Looking for a better exit
15th March 2011 – 5.28 pmThe collapse of our static wormhole is imminent. I have the luxury of being able to scan the home system and ignore all signatures, which will let me isolate the next wormhole easily. The Orca industrial command ship comes home, the connection closes, and I start scanning for the one new signature. Instead I find four. I scratch my head for a while, wondering how it is possible for four new sites or wormholes to appear in the space of a minute, until I realise my mistake. My probes were spread thinly, to cover the entire system, and three signatures were only resolved to spheres, not being picked up by enough scanning probes. Instead of selecting all the signatures in order to ignore them I simply assumed that they were all automatically selected, leading to the few left behind. It is trivial to work out which are bookmarked sites and which is the wormhole, though, and I am soon jumping in to another neighbouring class 3 w-space system.

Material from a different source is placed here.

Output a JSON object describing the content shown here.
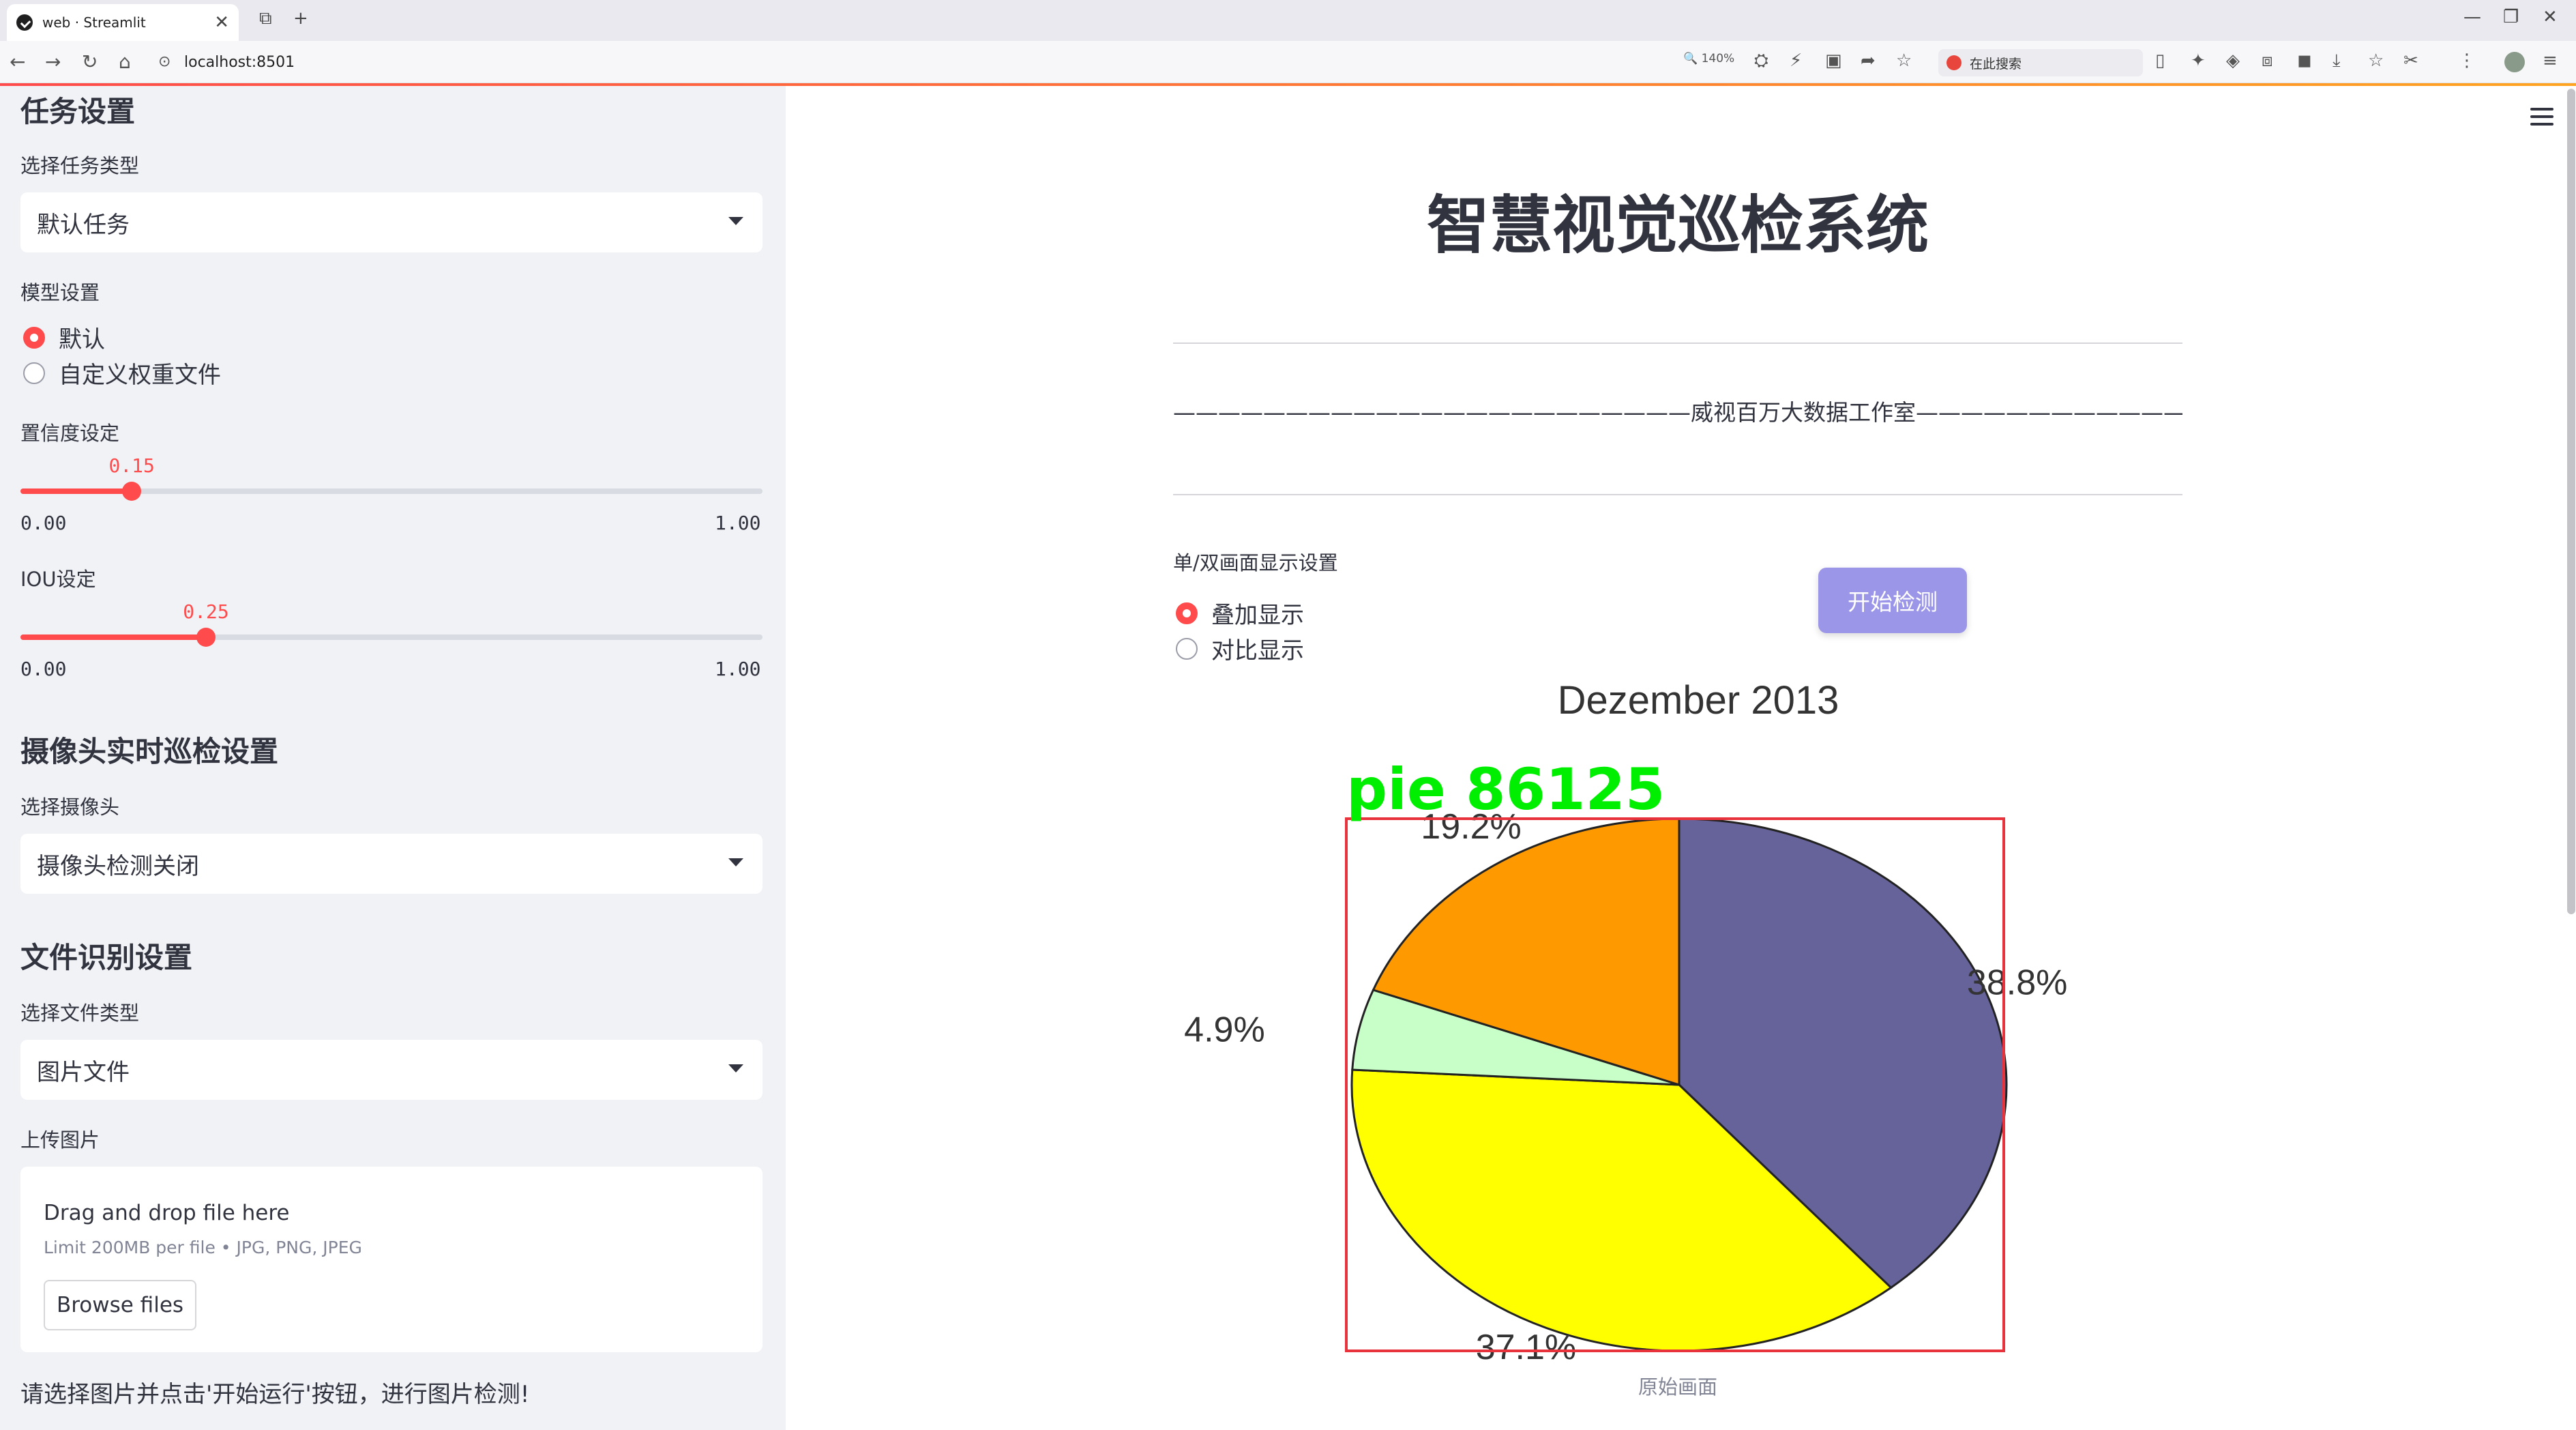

This is interesting. I am seeing some Sleeper wrecks on my directional scanner in the C3, but no ships. Maybe the anomaly has been cleared and a salvager is due to warp in. I start a passive scan of my surroundings, not wanting to launch probes in case a ship warps in and sees them, whilst spinning d-scan around to find the approximate location of the wrecks. My scanner finds a few anomalies, but none of them contain wrecks. Checking my notes quickly puts me in this system a month ago, and I have the location of a tower but not the status of the static wormole. Warping to the tower finds nothing, though, and exploring the system thoroughly finds no towers and no ships, which is curious. Some pilot must have caused the Sleeper wrecks.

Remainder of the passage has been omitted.